Mr. Crocco spoke about the five Niagara Catholic alumni honoured earlier this month at our Distinguished Alumni Award luncheon, and told students that each one of them has the potential to become a distinguished alumni.
“You can feel the power of the Holy Spirit in all your accomplishments – in your energy and the untold journeys that lie ahead for you as citizens and leaders in our communities,” he said. “You are graduates from the finest Catholic elementary and secondary schools in Ontario, nurtured by exemplary Catholic educators, as you become the active citizens of our society and leave your fingerprint on the history of our world.
He challenged the Class of 2017 to make the world a better place for their having been in it, and prayed that they will become strong witnesses of our Faith and of Catholic education, committed, faithful and the individuals God called upon them to be who will make an impact on the world as a Catholic graduate in all they say and do.
During his address to students, Bishop Bergie focused heavily on the importance of having faith. He compared the times we live in today with the time during the First World War when Mary appeared to three peasant children in Fatima, Portugal. He shared the story behind the name of the village, and its connection to the Muslim faith, and urged students to be instruments of peace.
“I think that it’s not just a coincidence,” said Bishop Bergie. “I think what this is teaching us that that in the various struggles and battles we’re experiencing today, a lot of has to do with intolerance, and a misunderstanding of faith and distorting the beauty and truth of particular faiths, and I believed that our Blessed Mother can also have a role to help us to reach out to all faiths – and especially to those of the Muslim faith – and to bring peace by building bridges, not walls.”

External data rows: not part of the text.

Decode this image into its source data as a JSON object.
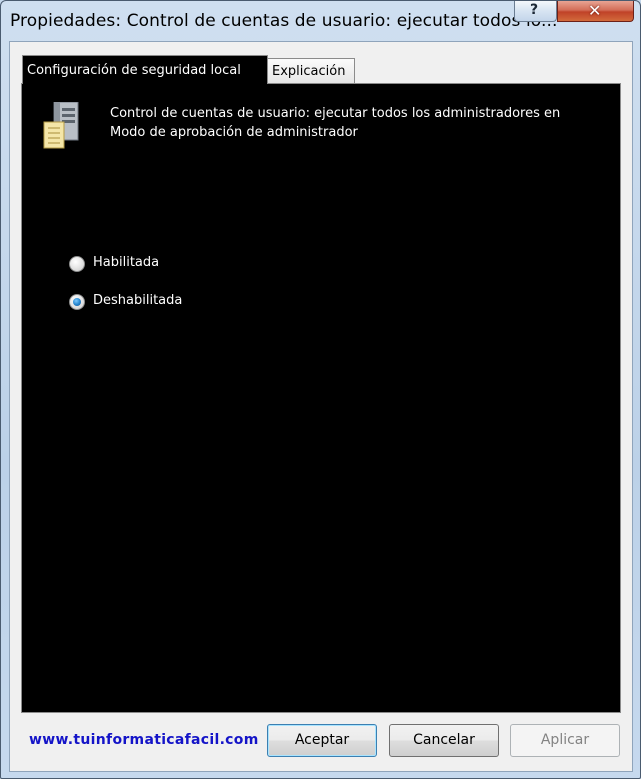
{
  "window": {
    "title": "Propiedades: Control de cuentas de usuario: ejecutar todos lo...",
    "help_label": "?",
    "close_label": "✕"
  },
  "tabs": [
    {
      "label": "Configuración de seguridad local",
      "active": true
    },
    {
      "label": "Explicación",
      "active": false
    }
  ],
  "policy": {
    "icon": "server-icon",
    "description": "Control de cuentas de usuario: ejecutar todos los administradores en Modo de aprobación de administrador"
  },
  "options": [
    {
      "label": "Habilitada",
      "checked": false
    },
    {
      "label": "Deshabilitada",
      "checked": true
    }
  ],
  "footer": {
    "watermark": "www.tuinformaticafacil.com",
    "buttons": {
      "ok": "Aceptar",
      "cancel": "Cancelar",
      "apply": "Aplicar"
    }
  },
  "colors": {
    "panel_bg": "#000000",
    "watermark": "#1414c8",
    "close_button": "#c04228"
  }
}
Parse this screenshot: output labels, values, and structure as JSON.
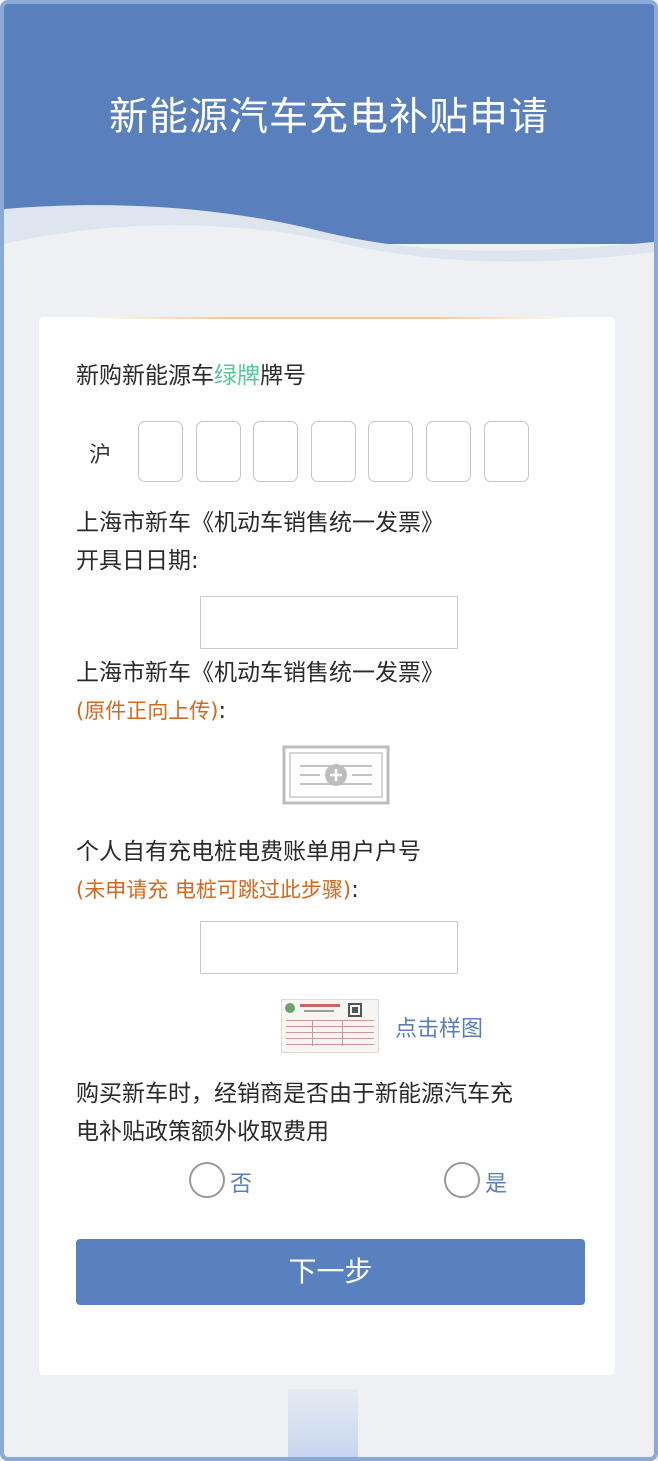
{
  "header": {
    "title": "新能源汽车充电补贴申请"
  },
  "colors": {
    "header_blue": "#5a7fbd",
    "button_blue": "#5a81bf",
    "accent_green": "#58c79a",
    "warning_orange": "#d2691e",
    "link_blue": "#5a7fb6"
  },
  "plate": {
    "label_before": "新购新能源车",
    "label_green": "绿牌",
    "label_after": "牌号",
    "prefix": "沪",
    "slots": [
      "",
      "",
      "",
      "",
      "",
      "",
      ""
    ]
  },
  "invoice_date": {
    "label_line1": "上海市新车《机动车销售统一发票》",
    "label_line2": "开具日日期:",
    "value": ""
  },
  "invoice_upload": {
    "label_line1": "上海市新车《机动车销售统一发票》",
    "note": "(原件正向上传)",
    "colon": ":",
    "icon": "upload-add-icon"
  },
  "charging_account": {
    "label_line1": "个人自有充电桩电费账单用户户号",
    "note": "(未申请充 电桩可跳过此步骤)",
    "colon": ":",
    "value": ""
  },
  "sample": {
    "link_text": "点击样图",
    "thumb_icon": "sample-bill-thumbnail"
  },
  "question": {
    "line1": "购买新车时，经销商是否由于新能源汽车充",
    "line2": "电补贴政策额外收取费用",
    "options": [
      "否",
      "是"
    ]
  },
  "next_button": {
    "label": "下一步"
  }
}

He spoke to students about the importance of having a faith that is uncomplicated, as Jesus called for us to do.
“Jesus says we have to be childlike in our faith – not childish, child-like: To believe that things can happen. To put our trust in God. To put our trust in others. To believe that things can be better. To believe that God wants us to be the best we can be, and God demands of us that we do not recklessly throw away this beautiful world that we have been given.”
Faith, he continued, “is to be an instrument to promote tolerance and understanding, to be a bridge-builder, and I believe that at Niagara Catholic, that is what you have experienced, and I hope that from this experience, you will bring it to the world. It is so very, very important, and I hope as a graduate of Niagara Catholic that you will have the courage and the wisdom and the strength to stand for faith, because it brings peace where it is lived as it should be lived.”

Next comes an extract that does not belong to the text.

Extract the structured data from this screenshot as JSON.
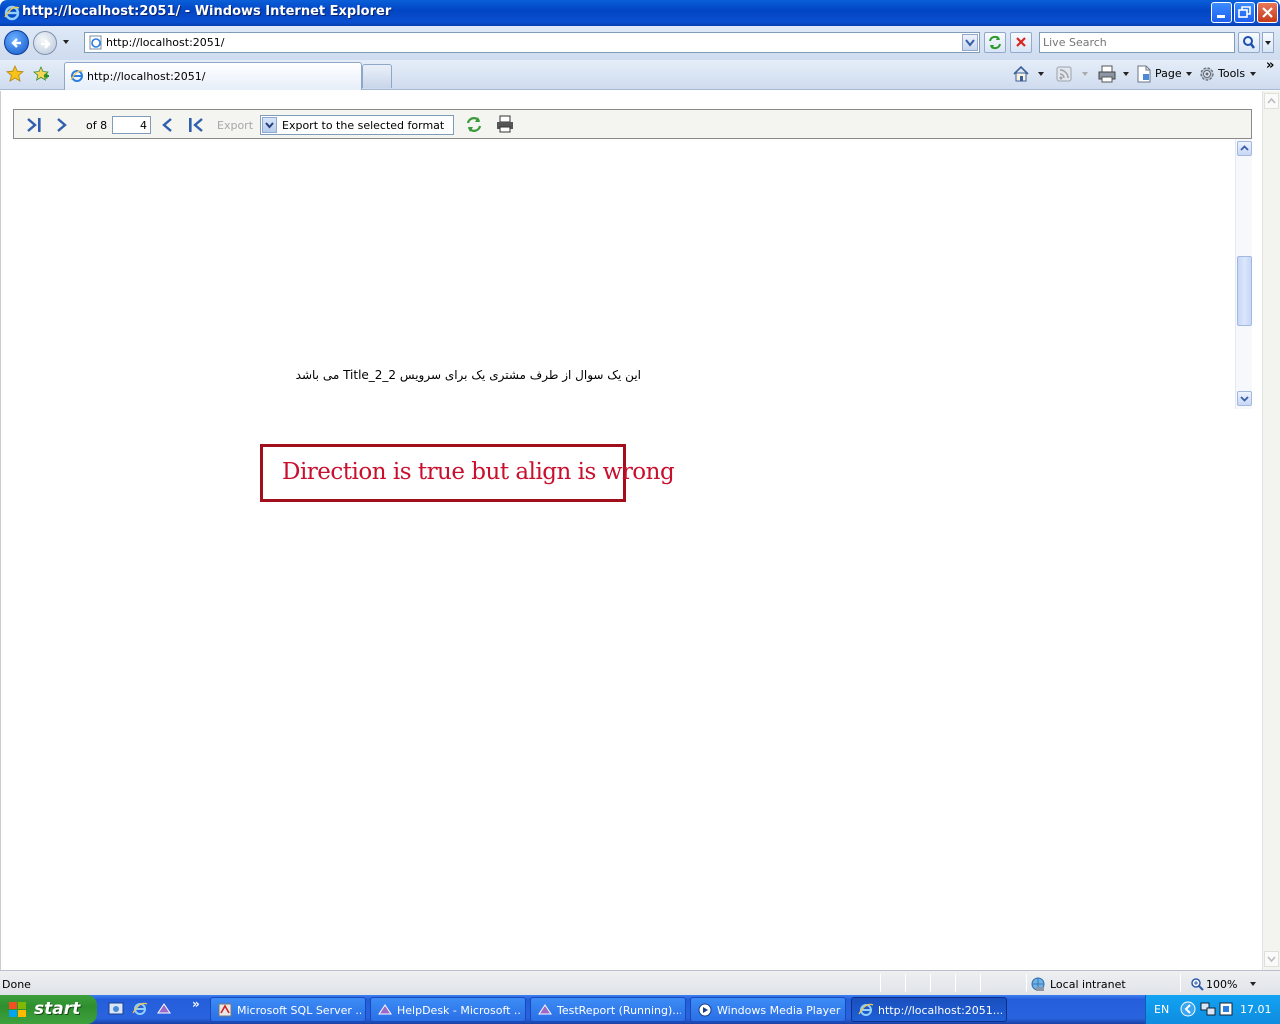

Keynote speaker, Dr. Terry Nelson-Johnson, carried forward the theme of faith, and how often we are asked to stretch our faith.
Through an interactive presentation involving one student from each of our eight Catholic high schools, Dr. Nelson-Johnson had students lean over to pick up a paper bag with their teeth, without any part of their body other than their feet touching the floor. As each round completed, he cut a strip off the bag, forcing students to be creative in the ways that they stretched their bodies to complete the task. Some succeeded, others didn’t. In the end, three students managed to pick up the nearly flat piece of paper with their teeth – a testament to their youth and flexibility! – before Dr. Nelson-Johnson explained that the the task was very much like the way in which we have to stretch our faith from time to time. It’s not always easy, he noted, but the point is, that our faith will stretch and grow as we need it to. If you’d like to see the full 12-minute video, click here.
The day concluded with the presentation of the Niagara Catholic Student Senate Awards. This year’s recipients, chosen randomly from a group of applicants identified only by their Ontario Education Number, were Brianna Sirotnik from Holy Cross Catholic Secondary School, and Emma Mete from Notre College School.